Artificial neurons that mimic the brain’s efficiency are here, using 1/10th the voltage and 1/100th the power of others.
These neurons can, for the first time, process information from living cells without an intermediary device amplifying or modulating the signals, the researchers say.
While some artificial neurons already exist, they require electronic amplification to sense the signals our bodies produce, explains Jun Yao, who works on bioelectronics and nanoelectronics at UMass Amherst. The amplification inflates both power usage and circuit complexity, and so counters efficiencies found in the brain.
The neuron created by Yao’s team can understand the body’s signals at their natural amplitude of around 0.1 volts. This is “highly novel,” says Bozhi Tian, a biophysicist who studies living bioelectronics at the University of Chicago and was not involved in the work. This work “bridges the long-standing gap between electronic and biological signaling” and demonstrates interaction between artificial neurons and living cells that Tian calls “unprecedented.”

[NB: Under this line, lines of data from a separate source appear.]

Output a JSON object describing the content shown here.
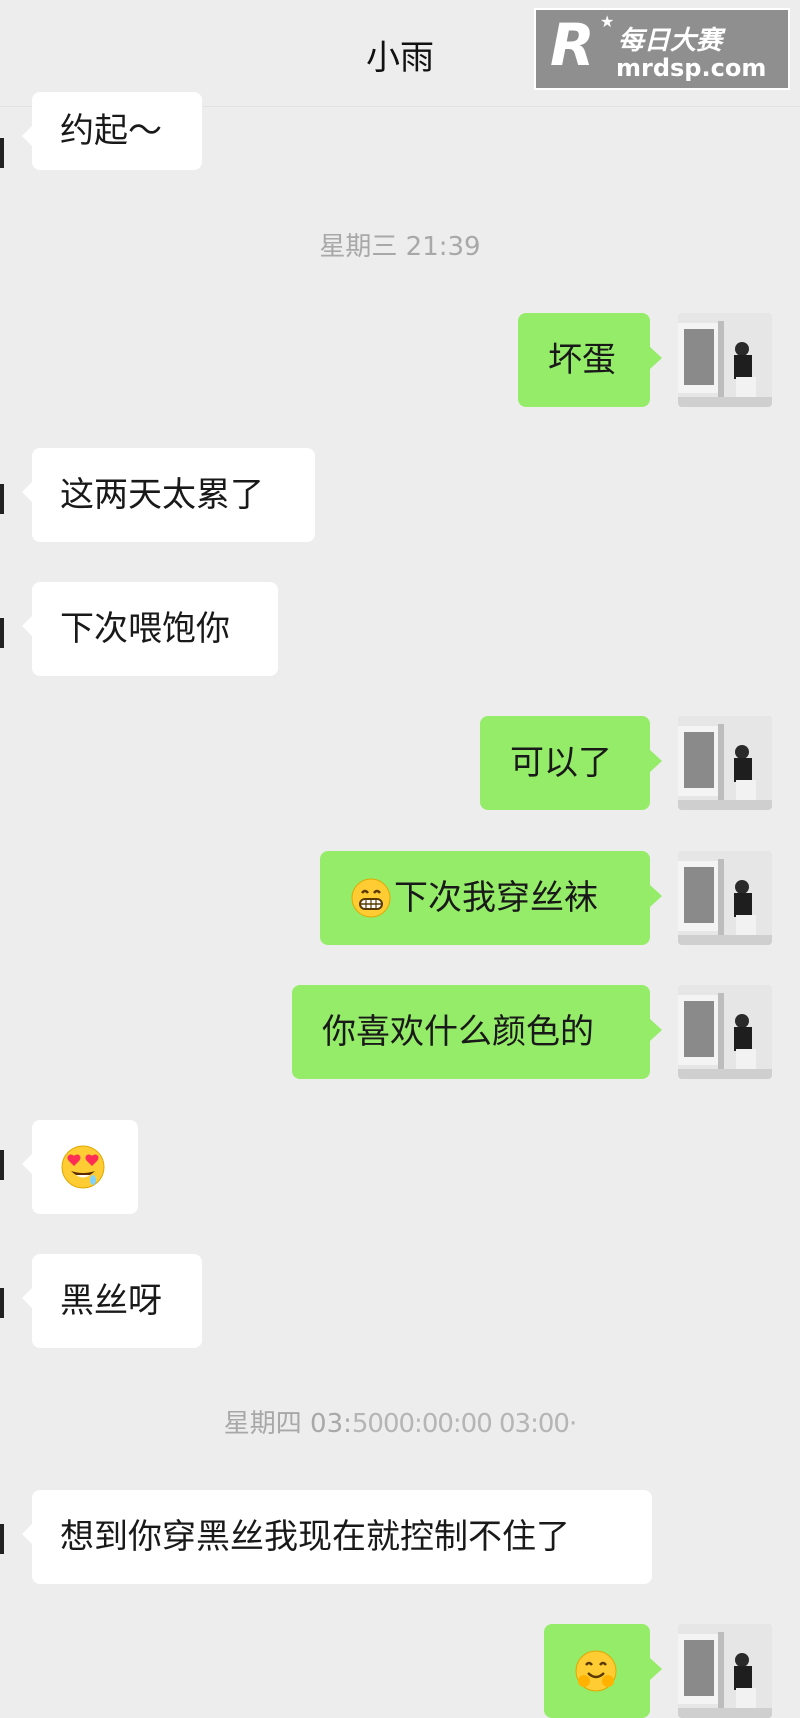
{
  "header": {
    "title": "小雨"
  },
  "watermark": {
    "logo_letter": "R",
    "star": "★",
    "name": "每日大赛",
    "url": "mrdsp.com"
  },
  "messages": [
    {
      "side": "in",
      "text": "约起～"
    },
    {
      "type": "timestamp",
      "text": "星期三 21:39"
    },
    {
      "side": "out",
      "text": "坏蛋"
    },
    {
      "side": "in",
      "text": "这两天太累了"
    },
    {
      "side": "in",
      "text": "下次喂饱你"
    },
    {
      "side": "out",
      "text": "可以了"
    },
    {
      "side": "out",
      "emoji": "grinning-face",
      "text": "下次我穿丝袜"
    },
    {
      "side": "out",
      "text": "你喜欢什么颜色的"
    },
    {
      "side": "in",
      "emoji": "heart-eyes-drooling-face",
      "text": ""
    },
    {
      "side": "in",
      "text": "黑丝呀"
    },
    {
      "type": "timestamp",
      "text": "星期四 03:",
      "garbled_tail": "5000:00:00 03:00·"
    },
    {
      "side": "in",
      "text": "想到你穿黑丝我现在就控制不住了"
    },
    {
      "side": "out",
      "emoji": "hugging-face",
      "text": ""
    }
  ],
  "colors": {
    "background": "#ededed",
    "incoming_bubble": "#ffffff",
    "outgoing_bubble": "#95ec69",
    "timestamp": "#a8a8a8"
  }
}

Wow it’s really cool, there’s potential to do many things, such as making a processor chip based on proteins instead of silicon. Obviously not for replacing current CPUs but to do analog computing - the kind of computing that both artificial AND natural intelligence do - with really low power. According to the experiments, 1/10th of the voltage (about 0.1V), which means 1/100 of the power since power comes from voltage squared.
As many other cool things we see in spectrum and nature magazines, this is very very far from being a start up and I may never hear from this topic ever again. But it’s dang cool how they found a bacteria that produces conductive wires from proteins.